Bugün anayasal bir hak olan sendikalaşmak için bile fiil-i meşru mücadeleden, üretimden gelen gücümüzü kullanmaktan başka çaremiz yoktur. Düzenin yasaları bizleri sefalete, köleliğe sürüklemektedir.
Sendikalaşmak sözde anayasal bir hâk durumundadır. Ancak, sermayedârlar devletin polis ve yargı desteği ile bu hakka saldırıyorlar. Bugün, işçilerin sadece %14’ü sendika üyesidir. Bunların en fazla yarısı TİS kapsamındadır. Bunun en temel nedeni, sendikalaşmanın bir hak olmaktan çıkartılmış olmasıdır.
Sendikalaşmak isteyen işçiler işten atmadan baskıya, devlet zoruna kadar türlü saldırılarla karşı karşıya kalmaktadır. Bunlara, yetki ve işkolu itirazı ile yılları bulan yargı süreçleri eklenmektedir. 4-5 yıl süren yargı süreçlerinde işçilerin lehine sonuçlar çıktığında dâhi aradan geçen sürede sendikal örgütlülük dağıtılmış olmaktadır.

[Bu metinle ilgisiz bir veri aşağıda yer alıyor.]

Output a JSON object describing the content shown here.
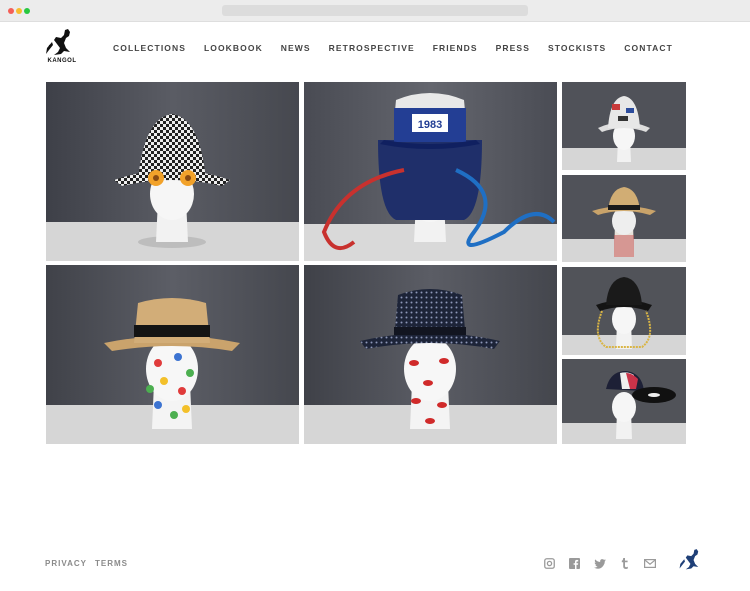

Bugün anayasal bir hak olan sendikalaşmak için bile fiil-i meşru mücadeleden, üretimden gelen gücümüzü kullanmaktan başka çaremiz yoktur. Düzenin yasaları bizleri sefalete, köleliğe sürüklemektedir.
Bunun son örneğini Posco Assan ve MKS Transformatör’de gördük.
Posco Assan’da 2017’de Birleşik Metal-İş Sendikası’nın yetkisine itiraz edilmiş ve dava 5 yıl sürmüştü. Mahkeme sendikaya yetkiyi verse de aradan geçen 5 yılda sendika üyelerini baskı ve tehditlerle sindiren Posco Assan sendikayı etkisiz kıldı. 5 yıl önce mahkemelere bırakılan sendikal süreç, bugün yetki alınsa da kaybedilmiştir. Posco Assan’da asılan grev kararı göstermelik olarak kalmıştır.,
MKS Transformatör’de de 2012’den beri verilen sendikalaşma mücadelesi işten atmalar, baskılarla karşılandı hep. Fabrika yönetiminin yetki itirazı davası yıllarca sürdü. Bugün yetki alınmış olmasına rağmen sendikayı tanımayan fabrika yönetimi üstüne üstlük sendika üyesi işçilerin çoğunu da işten çıkarttı. Bu hukuksuzluk karşısında ise devlet tarafından hiçbir şey yapılmıyor. İşten çıkartılan işçilerin kapı önünde direnişe başladığı MKS Transformatör’de grev kararı alınsa da içeride sendika üyesi işçilerin azlığı nedeniyle üretim devam ediyor.
Bütün bu hukuksuzluklara, saldırılara karşın işçilerin direnişe ve greve devam ediyor oluşu önemlidir. Direnişi kazanıma götürecek olan ise MKS işçilerinin fabrika içinde atacağı adımlardır.
Bu noktada işçi sınıfı ders çıkarmak zorundadır. Bizlerin emeğimize ve geleceğimize sahip çıkmak için, en temel hak ve özgürlüklerimizi dahi kullanabilmek için fiil-i meşru mücadeleden başka çaremiz yoktur. Bizleri sömürüye, köleliğe mahkûm eden yasaları sokakta, direnişlerle, grevlerle, işgallerle parçalamak zorundayız. Başka yolu yok!